New Covid-19 cases down 16 percent last week: WHO

Robin MILLARD
·3-min read

The number of new cases of Covid-19 reported worldwide fell by 16 percent last week to 2.7 million, the World Health Organization said.

The number of new deaths reported also fell 10 percent week-on-week, to 81,000, the WHO said late Tuesday in its weekly epidemiological update, using figures up to Sunday.

Five of the six WHO regions of the world reported a double-digit percentage decline in new cases, with only the Eastern Mediterranean showing a rise, of seven percent.

New case numbers dropped 20 percent last week in Africa and in the Western Pacific, 18 percent in Europe, 16 percent in the Americas and 13 percent in southeast Asia.

WHO director general Tedros Adhanom Ghebreyesus said Monday that the number of new cases had declined for a fifth consecutive week, dropping by almost half, from more than five million cases in the week of January 4.

"This shows that simple public health measures work, even in the presence of variants," Tedros said.

"What matters now is how we respond to this trend. The fire is not out, but we have reduced its size. If we stop fighting it on any front, it will come roaring back."

The coronavirus variant of concern first detected in Britain was reported in 94 countries in the week to Monday, the epidemiological update said, an increase of eight.

Local transmission of the variant, as opposed to imported cases, has been reported in at least 47 countries.

The variant first spotted in South Africa was recorded in 46 countries, up two, with local transmission in at least 12 of those nations.
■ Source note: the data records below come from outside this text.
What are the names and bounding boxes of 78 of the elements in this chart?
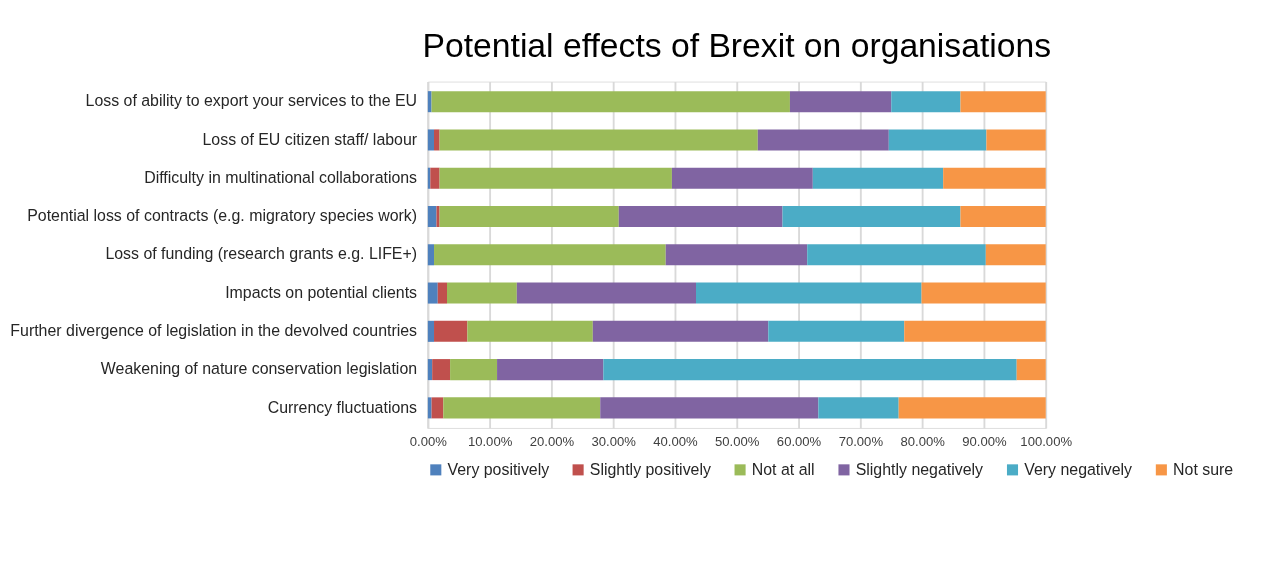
bar (439, 205, 619, 228)
bar (665, 244, 808, 266)
bar (427, 244, 435, 266)
bar (427, 205, 437, 228)
bar (439, 167, 672, 189)
bar (898, 397, 1046, 419)
legend-label: Very negatively (1024, 460, 1133, 478)
bar (431, 91, 790, 113)
bar (960, 91, 1046, 113)
x-tick-label: 100.00% (1020, 434, 1073, 450)
bar (807, 244, 986, 266)
x-tick-label: 90.00% (962, 434, 1007, 450)
x-tick-label: 50.00% (715, 434, 760, 450)
y-tick-label: Further divergence of legislation in the devolved countries (10, 322, 418, 340)
bar (427, 129, 435, 151)
bar (427, 359, 433, 381)
bar (943, 167, 1046, 189)
bar (671, 167, 813, 189)
bar (443, 397, 601, 419)
bar (888, 129, 987, 151)
bar (439, 129, 758, 151)
bar (467, 320, 593, 342)
x-tick-label: 80.00% (900, 434, 946, 450)
bar (592, 320, 769, 342)
bar (450, 359, 498, 381)
legend-label: Slightly positively (589, 460, 711, 478)
bar (447, 282, 517, 304)
bar (818, 397, 899, 419)
x-tick-label: 60.00% (776, 434, 822, 450)
x-tick-label: 70.00% (838, 434, 884, 450)
bar (960, 205, 1046, 228)
bar (427, 282, 438, 304)
bar (1016, 359, 1046, 381)
bar (497, 359, 604, 381)
bar (434, 129, 440, 151)
y-tick-label: Difficulty in multinational collaborations (144, 168, 418, 186)
chart-title: Potential effects of Brexit on organisations (422, 26, 1052, 65)
bar (768, 320, 905, 342)
bar (430, 167, 440, 189)
x-tick-label: 30.00% (591, 434, 637, 450)
y-tick-label: Currency fluctuations (267, 398, 418, 416)
bar (618, 205, 783, 228)
x-tick-label: 0.00% (409, 434, 448, 450)
bar (904, 320, 1046, 342)
y-tick-label: Impacts on potential clients (225, 283, 418, 301)
y-tick-label: Loss of funding (research grants e.g. LIFE+) (105, 245, 418, 263)
bar (782, 205, 961, 228)
bar (696, 282, 922, 304)
bar (757, 129, 889, 151)
bar (437, 282, 447, 304)
bar (427, 91, 432, 113)
bar (986, 129, 1046, 151)
legend-label: Not sure (1173, 460, 1234, 478)
x-tick-label: 20.00% (529, 434, 575, 450)
legend-label: Slightly negatively (855, 460, 984, 478)
y-tick-label: Weakening of nature conservation legislation (100, 360, 418, 378)
y-tick-label: Loss of ability to export your services to the EU (85, 92, 418, 110)
bar (921, 282, 1046, 304)
bar (431, 397, 444, 419)
bar (434, 244, 666, 266)
bar (985, 244, 1046, 266)
bar (812, 167, 944, 189)
legend-label: Very positively (447, 460, 550, 478)
legend-label: Not at all (751, 460, 815, 478)
bar (436, 205, 440, 228)
y-tick-label: Loss of EU citizen staff/ labour (202, 130, 418, 148)
bar (600, 397, 819, 419)
y-tick-label: Potential loss of contracts (e.g. migratory species work) (27, 207, 418, 225)
x-tick-label: 40.00% (653, 434, 699, 450)
bar (516, 282, 697, 304)
bar (434, 320, 468, 342)
bar (427, 397, 432, 419)
bar (427, 320, 435, 342)
x-tick-label: 10.00% (467, 434, 513, 450)
bar (789, 91, 892, 113)
bar (603, 359, 1017, 381)
bar (432, 359, 451, 381)
bar (891, 91, 961, 113)
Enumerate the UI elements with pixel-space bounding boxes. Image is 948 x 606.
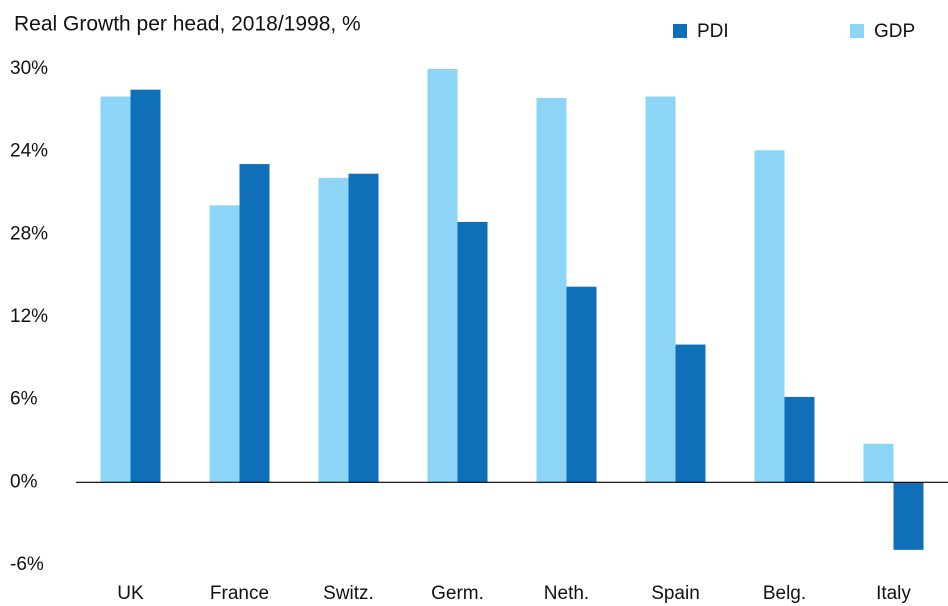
legend-label: PDI [697, 21, 729, 42]
bar [893, 482, 924, 550]
bar [566, 286, 597, 483]
y-tick-label: 30% [10, 58, 48, 79]
y-tick-label: 24% [10, 141, 48, 162]
bar [863, 443, 894, 483]
y-tick-label: 0% [10, 471, 38, 492]
bar [130, 89, 161, 483]
x-tick-label: Spain [651, 583, 700, 604]
bar [536, 97, 567, 483]
bar [784, 396, 815, 483]
x-tick-label: UK [117, 583, 144, 604]
y-tick-label: 12% [10, 306, 48, 327]
x-tick-label: France [210, 583, 269, 604]
legend-swatch [673, 24, 687, 38]
y-tick-label: 6% [10, 389, 38, 410]
bar [675, 344, 706, 483]
bar [318, 177, 349, 483]
legend-swatch [850, 24, 864, 38]
x-tick-label: Switz. [323, 583, 374, 604]
bar [100, 96, 131, 483]
x-tick-label: Italy [876, 583, 911, 604]
x-tick-label: Belg. [763, 583, 806, 604]
bar [348, 173, 379, 483]
bar [209, 205, 240, 483]
bar [457, 221, 488, 483]
y-tick-label: 28% [10, 223, 48, 244]
bar [754, 150, 785, 483]
chart-title: Real Growth per head, 2018/1998, % [14, 13, 361, 36]
x-tick-label: Germ. [431, 583, 484, 604]
bar [645, 96, 676, 483]
x-tick-label: Neth. [544, 583, 589, 604]
y-tick-label: -6% [10, 554, 44, 575]
legend-label: GDP [874, 21, 915, 42]
bar [239, 164, 270, 483]
bar [427, 69, 458, 483]
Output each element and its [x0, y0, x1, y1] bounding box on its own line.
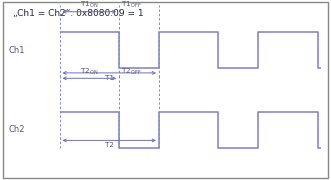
Text: T2$_{\mathregular{ON}}$: T2$_{\mathregular{ON}}$ — [80, 66, 99, 76]
Text: T1: T1 — [105, 75, 114, 81]
Text: T2$_{\mathregular{OFF}}$: T2$_{\mathregular{OFF}}$ — [121, 66, 141, 76]
Text: T2: T2 — [105, 142, 114, 148]
Text: Ch1: Ch1 — [8, 46, 25, 55]
Text: T1$_{\mathregular{OFF}}$: T1$_{\mathregular{OFF}}$ — [121, 0, 141, 10]
Text: „Ch1 = Ch2“: 0x8080:09 = 1: „Ch1 = Ch2“: 0x8080:09 = 1 — [13, 9, 144, 18]
Text: T1$_{\mathregular{ON}}$: T1$_{\mathregular{ON}}$ — [80, 0, 99, 10]
Text: Ch2: Ch2 — [8, 125, 25, 134]
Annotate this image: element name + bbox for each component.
The so-called Brazilian variant was detected in 21 countries, up six, with local transmission in at least two countries.

- Covax delivery plans -

Meanwhile the Covax facility, the global Covid-19 vaccine procurement and distribution effort which aims to ensure poorer countries are also able to access doses, said its final shipment list for the first deliveries would be issued next week, following the WHO giving the green light to the AstraZeneca jabs.

On Monday, the WHO gave the seal of approval to the AstraZeneca-Oxford vaccine being manufactured in plants in India and South Korea, meaning it can now be shipped out via Covax, giving many countries their first Covid-19 shots.

"Covax anticipates the bulk of the first round of deliveries taking place in March, with some early shipments... occurring in late February," the WHO co-led facility said in a statement.

The interim distribution list issued on February 3 broke down the programme's initial 337.2 million doses -- of which all barring 1.2 million Pfizer-BioNTech doses, are from AstraZeneca. Both WHO-approved vaccines require two injected doses.

Some 145 economies participating in Covax are set to receive enough doses to immunise 3.3 percent of their collective population by mid-2021.

"Deliveries for this first round of allocation will take place on a rolling basis and in tranches," Covax said.